Эдвард Ораносский громогласно велел отпустить своего верноподданного.

Капрал, которому помогли подняться на ноги, утер бегущую из разбитой губы кровь и, с ненавистью поглядев на Рика, приказал освободить.

Рик выдернул свои руки даже быстрее, чем капрал договорил.

– К ноге, Стокер, – приказал Рик псу. Тот моментально притих.

– Объяснитесь, капрал Джойс, – отчеканил король Ораноса.

Военный протянул королю запечатанный свиток.

– Прошу прощения. Никто не должен был знать об этом раньше. Даже ваше величество.

Король разломил печать и пробежался глазами по свитку. Лорна заметила, как свиток задрожал в руках отца.

– Королева не позволит! – крикнул Рик. – Она не позволит забрать свои земли!

– Стерва мертва, – сплюнув кровавую слюну, ответил Джойс. – По лошадям! Выступаем!

Солдаты замаршировали на месте. Деревянная набережная затряслась.

Лорна впервые видела отца настолько растерянным. Она устремилась к нему.

– Останови их, Эдвард! – крикнул Рик.

– Остановить? – переспросил отец. – И ввязаться в войну?

– Сжечь! Сжечь! – ревели солдаты Раллии. – Трупам место в могилах!

Перекрикивая гул, Рик сказал:

– Если Даерон падет, то Оранос следующий. Ты должен это понимать!

Король глядел на стальную реку перед ним.

– Теперь ты стал патриотом, Рик? – горько усмехнулся он. – Странно слышать подобное из уст предателя. Думал, ты будешь больше переживать за свой ненаглядный Даерон.

Рик отшатнулся, как от пощечины.

– Я не предавал Оранос, – сказал он. – Я десятки раз говорил тебе об этом.

Рик Конаган скользнул по Лорне взглядом. Лорна вдруг ясно поняла, что видит его в последний раз.

– Рик! – крикнула она.

Он обернулся на ее голос. Кивнул.

– За мной, Стокер! – крикнул он псу и после они вместе исчезли в толпе.

– Сжечь!

– Вернуть в могилы!

– Уходим, – голос короля звучал глухо. – Мы должны уходить, Лорна.

– Но как же Рик?

– Он выходил целым из любой передряги. Выживет и сейчас.

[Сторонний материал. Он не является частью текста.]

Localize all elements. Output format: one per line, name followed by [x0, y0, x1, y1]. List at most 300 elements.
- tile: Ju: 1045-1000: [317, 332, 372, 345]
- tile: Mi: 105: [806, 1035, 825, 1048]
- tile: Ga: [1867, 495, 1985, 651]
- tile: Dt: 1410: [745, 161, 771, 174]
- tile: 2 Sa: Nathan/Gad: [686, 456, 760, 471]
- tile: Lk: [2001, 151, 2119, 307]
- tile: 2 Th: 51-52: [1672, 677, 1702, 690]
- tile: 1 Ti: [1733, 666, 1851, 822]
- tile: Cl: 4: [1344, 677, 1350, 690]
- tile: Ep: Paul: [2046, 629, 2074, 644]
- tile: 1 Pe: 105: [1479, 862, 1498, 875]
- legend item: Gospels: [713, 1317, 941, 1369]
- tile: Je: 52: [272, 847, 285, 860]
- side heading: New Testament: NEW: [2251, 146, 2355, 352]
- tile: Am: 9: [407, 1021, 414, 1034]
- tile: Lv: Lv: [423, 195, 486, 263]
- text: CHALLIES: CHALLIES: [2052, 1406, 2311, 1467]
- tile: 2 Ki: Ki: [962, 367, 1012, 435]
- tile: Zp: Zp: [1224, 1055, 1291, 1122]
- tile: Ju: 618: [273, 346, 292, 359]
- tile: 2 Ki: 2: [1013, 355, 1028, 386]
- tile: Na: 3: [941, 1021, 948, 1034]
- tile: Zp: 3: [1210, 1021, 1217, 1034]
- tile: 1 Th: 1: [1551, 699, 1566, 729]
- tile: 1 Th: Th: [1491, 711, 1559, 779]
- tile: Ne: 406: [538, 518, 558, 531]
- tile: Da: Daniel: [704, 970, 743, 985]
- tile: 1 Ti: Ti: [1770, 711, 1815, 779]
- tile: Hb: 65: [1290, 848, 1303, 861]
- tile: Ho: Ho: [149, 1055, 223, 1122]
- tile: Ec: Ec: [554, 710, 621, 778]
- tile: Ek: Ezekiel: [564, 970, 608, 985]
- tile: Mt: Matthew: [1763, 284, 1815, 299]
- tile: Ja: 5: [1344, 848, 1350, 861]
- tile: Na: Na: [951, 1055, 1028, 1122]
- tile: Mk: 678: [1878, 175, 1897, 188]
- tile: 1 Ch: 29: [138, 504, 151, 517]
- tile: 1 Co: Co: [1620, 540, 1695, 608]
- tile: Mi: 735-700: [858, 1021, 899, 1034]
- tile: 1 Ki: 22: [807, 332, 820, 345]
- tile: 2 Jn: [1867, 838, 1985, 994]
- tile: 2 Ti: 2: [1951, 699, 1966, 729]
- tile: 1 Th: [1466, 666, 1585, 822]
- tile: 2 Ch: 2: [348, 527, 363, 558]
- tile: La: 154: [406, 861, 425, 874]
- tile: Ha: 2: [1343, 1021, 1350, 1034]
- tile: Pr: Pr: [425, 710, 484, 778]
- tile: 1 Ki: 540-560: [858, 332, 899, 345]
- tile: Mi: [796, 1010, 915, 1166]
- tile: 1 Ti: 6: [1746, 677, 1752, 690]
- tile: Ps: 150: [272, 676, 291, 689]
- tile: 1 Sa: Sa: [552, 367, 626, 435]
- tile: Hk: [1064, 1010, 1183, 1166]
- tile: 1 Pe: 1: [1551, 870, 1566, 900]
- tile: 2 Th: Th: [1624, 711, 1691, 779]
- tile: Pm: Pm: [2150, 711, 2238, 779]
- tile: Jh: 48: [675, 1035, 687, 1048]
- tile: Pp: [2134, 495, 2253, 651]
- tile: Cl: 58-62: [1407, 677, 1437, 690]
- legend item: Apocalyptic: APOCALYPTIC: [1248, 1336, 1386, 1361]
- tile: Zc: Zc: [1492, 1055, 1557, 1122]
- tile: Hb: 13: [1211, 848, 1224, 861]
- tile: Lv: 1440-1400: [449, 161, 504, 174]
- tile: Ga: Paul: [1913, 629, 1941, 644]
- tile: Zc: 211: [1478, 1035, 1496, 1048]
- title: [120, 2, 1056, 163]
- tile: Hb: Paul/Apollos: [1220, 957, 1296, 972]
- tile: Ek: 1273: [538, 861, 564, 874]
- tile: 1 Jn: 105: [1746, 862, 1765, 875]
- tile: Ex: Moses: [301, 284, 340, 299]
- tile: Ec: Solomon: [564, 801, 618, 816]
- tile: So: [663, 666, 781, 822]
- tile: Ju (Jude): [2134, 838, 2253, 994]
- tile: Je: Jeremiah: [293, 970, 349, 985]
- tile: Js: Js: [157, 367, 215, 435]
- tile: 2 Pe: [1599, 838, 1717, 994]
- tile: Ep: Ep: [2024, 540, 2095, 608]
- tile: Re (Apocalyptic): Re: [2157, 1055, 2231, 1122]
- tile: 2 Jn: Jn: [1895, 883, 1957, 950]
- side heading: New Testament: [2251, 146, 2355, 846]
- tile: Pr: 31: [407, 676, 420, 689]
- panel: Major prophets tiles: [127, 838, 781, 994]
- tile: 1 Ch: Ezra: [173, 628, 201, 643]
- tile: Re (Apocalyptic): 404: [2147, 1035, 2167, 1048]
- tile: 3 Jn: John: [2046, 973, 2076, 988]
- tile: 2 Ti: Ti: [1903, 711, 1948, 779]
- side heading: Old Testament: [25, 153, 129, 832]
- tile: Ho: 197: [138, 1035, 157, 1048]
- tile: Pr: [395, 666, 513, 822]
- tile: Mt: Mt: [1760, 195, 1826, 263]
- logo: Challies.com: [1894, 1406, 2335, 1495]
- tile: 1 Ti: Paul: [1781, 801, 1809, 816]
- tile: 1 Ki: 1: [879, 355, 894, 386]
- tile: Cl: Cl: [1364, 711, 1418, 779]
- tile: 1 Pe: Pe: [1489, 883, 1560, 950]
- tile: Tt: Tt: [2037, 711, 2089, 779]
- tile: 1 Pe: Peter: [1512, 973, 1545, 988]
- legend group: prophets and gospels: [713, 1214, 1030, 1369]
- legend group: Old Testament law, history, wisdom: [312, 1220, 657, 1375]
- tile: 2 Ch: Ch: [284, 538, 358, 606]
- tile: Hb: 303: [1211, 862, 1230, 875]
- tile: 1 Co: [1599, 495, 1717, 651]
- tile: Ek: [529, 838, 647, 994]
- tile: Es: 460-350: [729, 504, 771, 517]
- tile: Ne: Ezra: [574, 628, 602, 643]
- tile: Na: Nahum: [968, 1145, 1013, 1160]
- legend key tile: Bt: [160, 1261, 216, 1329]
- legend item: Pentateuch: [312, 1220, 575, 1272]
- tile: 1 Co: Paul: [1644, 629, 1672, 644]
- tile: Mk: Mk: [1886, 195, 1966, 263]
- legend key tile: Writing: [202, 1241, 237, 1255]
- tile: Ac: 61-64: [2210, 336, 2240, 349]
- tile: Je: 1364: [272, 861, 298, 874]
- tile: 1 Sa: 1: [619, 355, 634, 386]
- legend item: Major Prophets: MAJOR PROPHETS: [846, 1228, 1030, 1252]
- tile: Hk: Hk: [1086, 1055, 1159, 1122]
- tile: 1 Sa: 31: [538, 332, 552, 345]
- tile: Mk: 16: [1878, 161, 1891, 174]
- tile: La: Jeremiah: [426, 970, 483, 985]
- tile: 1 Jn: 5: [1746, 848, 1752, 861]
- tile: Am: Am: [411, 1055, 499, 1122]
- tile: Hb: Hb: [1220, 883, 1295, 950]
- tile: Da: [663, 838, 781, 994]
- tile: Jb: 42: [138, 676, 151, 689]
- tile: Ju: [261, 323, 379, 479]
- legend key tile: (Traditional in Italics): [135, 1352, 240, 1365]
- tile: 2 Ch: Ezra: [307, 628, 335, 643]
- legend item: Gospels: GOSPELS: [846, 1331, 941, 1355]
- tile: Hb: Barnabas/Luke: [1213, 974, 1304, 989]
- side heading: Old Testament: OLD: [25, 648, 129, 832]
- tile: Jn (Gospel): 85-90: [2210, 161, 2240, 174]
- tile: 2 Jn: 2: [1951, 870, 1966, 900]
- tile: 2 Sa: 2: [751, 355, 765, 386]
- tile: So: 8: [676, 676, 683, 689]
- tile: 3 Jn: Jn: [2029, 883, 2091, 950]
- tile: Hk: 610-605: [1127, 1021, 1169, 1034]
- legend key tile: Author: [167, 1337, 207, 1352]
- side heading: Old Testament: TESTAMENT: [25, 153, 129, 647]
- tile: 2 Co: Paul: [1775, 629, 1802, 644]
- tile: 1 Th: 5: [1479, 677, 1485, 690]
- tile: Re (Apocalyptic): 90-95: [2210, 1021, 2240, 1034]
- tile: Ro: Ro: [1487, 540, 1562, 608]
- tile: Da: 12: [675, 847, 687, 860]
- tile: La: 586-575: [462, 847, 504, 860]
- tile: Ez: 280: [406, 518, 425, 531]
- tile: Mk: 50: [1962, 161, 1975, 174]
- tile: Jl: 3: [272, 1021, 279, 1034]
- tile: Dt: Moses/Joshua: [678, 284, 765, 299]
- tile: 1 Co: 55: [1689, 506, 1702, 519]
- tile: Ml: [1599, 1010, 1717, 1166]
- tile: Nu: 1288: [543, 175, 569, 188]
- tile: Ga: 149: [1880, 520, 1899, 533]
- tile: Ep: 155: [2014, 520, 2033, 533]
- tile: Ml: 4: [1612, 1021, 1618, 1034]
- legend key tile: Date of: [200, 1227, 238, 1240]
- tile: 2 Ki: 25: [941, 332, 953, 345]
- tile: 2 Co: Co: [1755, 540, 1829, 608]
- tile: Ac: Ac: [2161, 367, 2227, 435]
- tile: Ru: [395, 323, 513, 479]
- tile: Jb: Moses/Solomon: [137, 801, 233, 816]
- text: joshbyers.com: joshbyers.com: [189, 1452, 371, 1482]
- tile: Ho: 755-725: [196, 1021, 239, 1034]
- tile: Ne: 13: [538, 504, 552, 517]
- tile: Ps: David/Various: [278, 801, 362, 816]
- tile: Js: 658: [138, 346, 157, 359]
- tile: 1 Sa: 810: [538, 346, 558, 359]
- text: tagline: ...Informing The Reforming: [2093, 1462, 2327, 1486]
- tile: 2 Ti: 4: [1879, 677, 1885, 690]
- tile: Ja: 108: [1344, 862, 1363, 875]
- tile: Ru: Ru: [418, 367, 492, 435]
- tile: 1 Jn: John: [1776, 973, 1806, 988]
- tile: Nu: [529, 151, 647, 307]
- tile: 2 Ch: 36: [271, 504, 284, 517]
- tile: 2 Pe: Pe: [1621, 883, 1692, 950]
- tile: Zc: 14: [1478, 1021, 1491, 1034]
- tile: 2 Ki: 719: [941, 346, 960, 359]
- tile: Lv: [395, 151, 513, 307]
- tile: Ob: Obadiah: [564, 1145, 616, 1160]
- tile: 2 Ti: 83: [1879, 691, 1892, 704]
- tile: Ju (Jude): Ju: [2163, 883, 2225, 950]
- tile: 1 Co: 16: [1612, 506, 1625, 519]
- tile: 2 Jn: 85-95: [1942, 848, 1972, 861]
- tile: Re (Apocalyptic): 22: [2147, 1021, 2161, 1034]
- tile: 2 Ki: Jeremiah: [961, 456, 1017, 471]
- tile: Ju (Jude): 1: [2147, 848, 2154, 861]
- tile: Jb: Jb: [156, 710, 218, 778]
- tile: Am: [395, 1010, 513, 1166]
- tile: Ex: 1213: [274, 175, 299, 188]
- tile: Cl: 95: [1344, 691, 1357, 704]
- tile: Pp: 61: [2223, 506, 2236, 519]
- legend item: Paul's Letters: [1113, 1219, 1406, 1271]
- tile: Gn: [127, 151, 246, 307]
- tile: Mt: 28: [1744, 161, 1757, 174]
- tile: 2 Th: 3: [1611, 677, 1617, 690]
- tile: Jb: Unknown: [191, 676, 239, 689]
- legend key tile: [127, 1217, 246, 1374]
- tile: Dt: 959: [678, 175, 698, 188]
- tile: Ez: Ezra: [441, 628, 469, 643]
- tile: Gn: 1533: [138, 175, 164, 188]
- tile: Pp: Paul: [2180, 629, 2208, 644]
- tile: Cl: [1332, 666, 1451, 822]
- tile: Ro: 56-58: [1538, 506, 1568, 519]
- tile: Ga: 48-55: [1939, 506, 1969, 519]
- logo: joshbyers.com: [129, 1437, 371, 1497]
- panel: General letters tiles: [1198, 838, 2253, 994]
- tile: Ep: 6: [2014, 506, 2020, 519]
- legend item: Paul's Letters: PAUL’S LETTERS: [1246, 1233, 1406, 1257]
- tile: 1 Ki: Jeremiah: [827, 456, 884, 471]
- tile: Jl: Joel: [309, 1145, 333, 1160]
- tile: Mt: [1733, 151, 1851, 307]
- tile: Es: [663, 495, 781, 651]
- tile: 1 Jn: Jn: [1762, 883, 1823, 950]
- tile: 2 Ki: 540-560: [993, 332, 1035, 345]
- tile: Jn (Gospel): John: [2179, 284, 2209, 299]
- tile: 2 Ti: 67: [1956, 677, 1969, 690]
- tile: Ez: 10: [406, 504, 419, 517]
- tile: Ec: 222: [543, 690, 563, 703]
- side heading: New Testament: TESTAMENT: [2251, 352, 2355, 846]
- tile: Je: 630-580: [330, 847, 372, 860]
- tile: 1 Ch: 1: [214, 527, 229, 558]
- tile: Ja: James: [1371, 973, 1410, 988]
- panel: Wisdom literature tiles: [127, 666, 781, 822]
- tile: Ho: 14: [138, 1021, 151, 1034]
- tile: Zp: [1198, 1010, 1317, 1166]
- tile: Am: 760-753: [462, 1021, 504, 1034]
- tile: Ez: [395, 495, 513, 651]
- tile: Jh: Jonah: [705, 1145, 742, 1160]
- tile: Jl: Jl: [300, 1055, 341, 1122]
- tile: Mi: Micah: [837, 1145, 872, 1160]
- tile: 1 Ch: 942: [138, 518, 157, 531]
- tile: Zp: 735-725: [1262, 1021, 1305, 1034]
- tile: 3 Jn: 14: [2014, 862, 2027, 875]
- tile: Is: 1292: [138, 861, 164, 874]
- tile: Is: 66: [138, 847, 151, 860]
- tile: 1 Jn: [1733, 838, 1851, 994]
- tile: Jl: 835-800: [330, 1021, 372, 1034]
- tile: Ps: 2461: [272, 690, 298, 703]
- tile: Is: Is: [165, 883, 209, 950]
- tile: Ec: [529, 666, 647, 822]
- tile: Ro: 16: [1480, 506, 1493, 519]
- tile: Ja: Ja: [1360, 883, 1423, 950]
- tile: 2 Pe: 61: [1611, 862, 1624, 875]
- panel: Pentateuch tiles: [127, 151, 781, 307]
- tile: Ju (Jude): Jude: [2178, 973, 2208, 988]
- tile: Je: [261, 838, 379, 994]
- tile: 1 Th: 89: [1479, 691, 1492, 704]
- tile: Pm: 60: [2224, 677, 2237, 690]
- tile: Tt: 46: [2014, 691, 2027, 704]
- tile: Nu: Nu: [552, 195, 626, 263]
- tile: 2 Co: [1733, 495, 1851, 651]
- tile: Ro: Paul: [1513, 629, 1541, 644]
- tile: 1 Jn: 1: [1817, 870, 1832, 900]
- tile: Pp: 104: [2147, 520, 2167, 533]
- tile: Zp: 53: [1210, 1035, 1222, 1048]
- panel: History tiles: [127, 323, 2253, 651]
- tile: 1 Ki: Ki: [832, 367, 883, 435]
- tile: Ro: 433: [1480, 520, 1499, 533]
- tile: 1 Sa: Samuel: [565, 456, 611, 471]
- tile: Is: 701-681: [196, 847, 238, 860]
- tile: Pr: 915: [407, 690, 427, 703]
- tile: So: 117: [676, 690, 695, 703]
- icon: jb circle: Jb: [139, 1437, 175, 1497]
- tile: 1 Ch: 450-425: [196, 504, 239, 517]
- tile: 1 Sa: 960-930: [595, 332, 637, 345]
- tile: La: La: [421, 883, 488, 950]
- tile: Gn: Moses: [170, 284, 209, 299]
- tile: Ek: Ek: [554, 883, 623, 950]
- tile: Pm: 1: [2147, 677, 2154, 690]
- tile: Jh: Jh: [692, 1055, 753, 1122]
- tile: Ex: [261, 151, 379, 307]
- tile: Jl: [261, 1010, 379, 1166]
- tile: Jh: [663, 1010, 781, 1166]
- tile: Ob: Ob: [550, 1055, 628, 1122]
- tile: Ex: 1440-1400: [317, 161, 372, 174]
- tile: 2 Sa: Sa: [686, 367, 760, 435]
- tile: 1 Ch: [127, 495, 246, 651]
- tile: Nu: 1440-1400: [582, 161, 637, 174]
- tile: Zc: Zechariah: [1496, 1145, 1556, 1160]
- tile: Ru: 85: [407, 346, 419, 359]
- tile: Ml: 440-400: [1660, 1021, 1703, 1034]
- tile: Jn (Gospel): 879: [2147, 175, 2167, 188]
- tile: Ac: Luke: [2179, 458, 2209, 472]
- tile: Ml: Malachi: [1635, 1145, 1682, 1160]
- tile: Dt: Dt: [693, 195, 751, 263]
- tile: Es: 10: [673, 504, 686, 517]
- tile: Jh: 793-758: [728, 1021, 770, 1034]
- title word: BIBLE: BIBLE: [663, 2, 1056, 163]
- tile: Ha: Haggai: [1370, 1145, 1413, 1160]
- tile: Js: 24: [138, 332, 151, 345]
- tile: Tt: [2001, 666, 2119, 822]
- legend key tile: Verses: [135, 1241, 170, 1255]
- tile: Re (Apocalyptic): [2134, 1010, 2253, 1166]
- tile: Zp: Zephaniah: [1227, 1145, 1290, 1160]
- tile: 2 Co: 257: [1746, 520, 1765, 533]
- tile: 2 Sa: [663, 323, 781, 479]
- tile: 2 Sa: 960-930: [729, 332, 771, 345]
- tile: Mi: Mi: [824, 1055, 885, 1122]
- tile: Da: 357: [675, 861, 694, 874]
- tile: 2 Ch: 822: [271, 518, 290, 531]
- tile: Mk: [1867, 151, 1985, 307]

Глава 5. Сейчас будет жарко

Наверное, весна была в разгаре… Может, даже лето. Смена времен года больше не интересовала Парука. Было ли темно, светло, шел ли дождь или светило солнце – в этой суете не было никакого смысла.

Кожаный дублет пришлось снять, на морском берегу было слишком жарко. А после стирки в соленой воде им можно было убивать.

Парук закопал его поглубже в песок в тени деревьев. Это было странное чувство. Он будто похоронил самого себя.

Но он был жив. В отличие от его братьев.

Окончательно смыть пятна крови с рубахи не удалось. Из-за солнца, грязи и морской соли ткань посерела и местами прохудилась, так что и побуревшие пятна ей были уже не так страшны. Ни плаща, ни шляпы у Парука не было. Сапоги еще держались, хоть и изменили цвет из-за белесых разводов соли. Пояс окоченел от пота и морской соли, и Парук опасался лишний раз снимать его, как бы не разломился пополам.

Он не задерживался долго на одном месте. Шел вдоль моря и скал, иногда даже плыл, благо никакой ценной поклажи у него не было.

Он встретил нежить через несколько дней пути от того пляжа, на котором впервые перестал видеть перед глазами истерзанные трупы братьев.

Парук брел вдоль линии прибоя, когда услышал веселый хохот и брызги воды. В тот миг он не подумал о том, что стоило бы замереть, спрятаться за прибрежными скалами и переждать. Крики радости и веселья влекли его, как мотылька огонь. Он устремился вперед.

Это была женщина. К ней прижимался ребенок.

И они были мертвы.

Парук замер по щиколотку в воде. Они не сразу заметили его. Ребенок слишком увлекся, он выпрыгивал из воды, поднимая брызги, а мать, как соляной столб, стояла рядом без движения. Ветер трепал редкие обвисшие волосы, облепившие череп, одежда на ней была простой, блеклой, но целой и без дыр.